Neste cenário, temos muitas variáveis, possíveis desfechos e diversos interesses. A supra citada guerra da informação é a responsável pela temperatura nas ruas e o tom das discussões dos vários assuntos abordados. As opiniões são formatadas no consciente e no subconsciente dos brasileiros enquanto a saúde, a segurança e a educação, três dos temas considerados mais importantes para a população brasileira, arrastam-se em administrações sucateadas, só aumentando o clima tenso do lado de fora dos palácios da Praça dos Três Poderes, e à este clima tenso, a mídia hegemônica está dando o nome de crise.

E a Filosofia nisso tudo? Creio que à Filosofia não cabe explicar a crise. Este é um problema da Sociologia, da História, e talvez até da Economia... cabe à Filosofia responder: há crise? O Brasil está em crise? Qual? Econômica? Política? Institucional? Ética?

A visão do Senso Comum

Estamos em crise. Econômica e política. Econômica porque todo o dia temos aumento de preços, o desemprego só aumenta e vemos o governo dar mais bolsa família, bolsa presidiário, bolsa aquilo outro, e o que é pior, muitas vezes para pessoas que não querem saber de trabalhar, mas querem roupa de marca e celular de última geração e ainda reclama que o valor da bolsa é pouca. Aí ficam fazendo filhos igual coelhos só para ganhar mais bolsa-família.
Enquanto isso onde realmente deveria ser feito mais investimentos o Brasil tem cortado, como a ajuda a quem realmente quer estudar e trabalhar duro para conseguir as coisas.
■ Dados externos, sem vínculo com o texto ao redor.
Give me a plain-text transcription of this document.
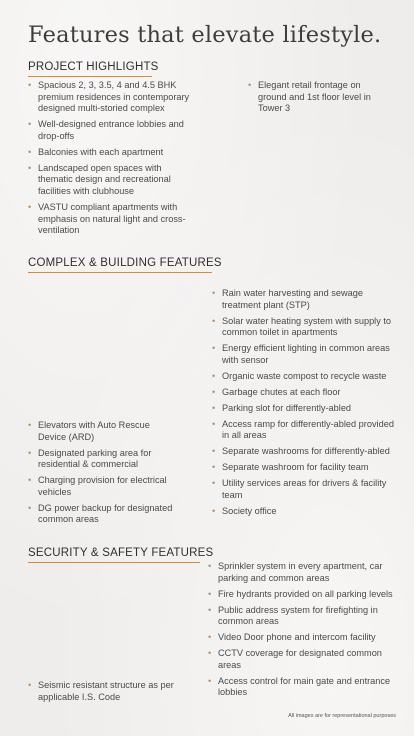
Features that elevate lifestyle.
PROJECT HIGHLIGHTS
• Spacious 2, 3, 3.5, 4 and 4.5 BHK premium residences in contemporary designed multi-storied complex
• Well-designed entrance lobbies and drop-offs
• Balconies with each apartment
• Landscaped open spaces with thematic design and recreational facilities with clubhouse
• VASTU compliant apartments with emphasis on natural light and cross-ventilation
• Elegant retail frontage on ground and 1st floor level in Tower 3
COMPLEX & BUILDING FEATURES
• Elevators with Auto Rescue Device (ARD)
• Designated parking area for residential & commercial
• Charging provision for electrical vehicles
• DG power backup for designated common areas
• Rain water harvesting and sewage treatment plant (STP)
• Solar water heating system with supply to common toilet in apartments
• Energy efficient lighting in common areas with sensor
• Organic waste compost to recycle waste
• Garbage chutes at each floor
• Parking slot for differently-abled
• Access ramp for differently-abled provided in all areas
• Separate washrooms for differently-abled
• Separate washroom for facility team
• Utility services areas for drivers & facility team
• Society office
SECURITY & SAFETY FEATURES
• Seismic resistant structure as per applicable I.S. Code
• Sprinkler system in every apartment, car parking and common areas
• Fire hydrants provided on all parking levels
• Public address system for firefighting in common areas
• Video Door phone and intercom facility
• CCTV coverage for designated common areas
• Access control for main gate and entrance lobbies
All images are for representational purposes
O governo aumenta imposto e preços para quem está querendo crescer na vida e mantém bolsas para quem não quer trabalhar. Outro fator preocupante é que ninguém está investindo, porque está faltando confiança. A insegurança política está afetando os investidores.
A inflação que tinha acabado voltou com toda a força e o dólar não para de subir. Nosso real não está valendo mais nada! Os juros estão cada vez mais altos e nosso poder de compra não existe mais. Com os juros do crédito mais altos, os brasileiros vão diminuir o consumo de bens duráveis e muitas vezes, até mesmo de bens não duráveis. Isso causou a recessão.
A crise é política também porque o governo está afundado na corrupção.Temos um governo irresponsável e perdulário, que investe e gasta mal, mas também desvia recursos para financiar um projeto criminoso de poder. Isso começou no governo Lula e tem se arrastado até hoje. Eles já afundaram a Petrobrás, estão querendo que o Brasil vire Cuba, uma ditadura de comunista. O que o Brasil precisa é de ordem. Como desenvolver um país com segurança, educação, se o governo está cheio de pessoas que defendem legalização das drogas, aborto, casamento gay, alunos que passam de ano sem saber ler... um governo que fala de Direitos Humanos só para defender bandidos, mas não quer aula de religião nas escolas. Sem aprender a amar Deus, como a pessoa vai ser uma pessoa de bem? É uma quadrilha de comunistas, que querem transformar o Brasil em anarquia, em baderna. Primeiro foi o mensalão e agora tem até apartamento do Lula no Guarujá. Fora PT! Impeachment já! Vão pra Cuba!

Uma visão Filosófica

É preciso dizer claramente: não há crise! Não esta que alardeia as panelas de quem sempre encheu a barriga de lagosta, caviar e outros acepipes e iguarias em suas sacadas gourmets às custas da maioria da população brasileira, e nem a que choraminga a classe média, que, privilegiada que era, aliás, agora choraminga por tudo: porque diminuíram o limite de velocidade na marginal, porque fizeram faixa para ônibus, porque fizeram metrô em Higienópolis, porque pobre está voando de avião, porque negro e indígena tem cota nas universidades, chora, chora, chora... Não, “esta” crise inexiste!
O momento econômico por que passa o Brasil está diretamente ligado à manobras políticas que não visam mais do que dois mesquinhos objetivos: vingança pela derrota nas urnas por parte de uma oposição sem forças e sem proposta para o país, e ambição de perpetuação no poder de um governo que optou por alianças a qualquer preço para conseguir uma magra vitória. Nesse cenário, uma tentativa de golpe está a pleno andamento, em um filme de terror em que não há mocinhos, só vilões e vítimas, as segundas, no caso, a democracia e o próprio Brasil. As soluções apresentadas por uma mídia irresponsável e mal intencionada como se fosse mágica milagrosa passa pelo impeachment de Dilma Rousseff, como se, uma vez afastada a presidenta eleita de forma legítima no pleito eleitoral, o país fosse recuperar a estabilidade e a confiança para voltar a crescer economicamente. A outra solução tirada da cartola de nosso fórum de ilustres mentes formadoras de opinião, é a caça, prisão e punição dos corruptos.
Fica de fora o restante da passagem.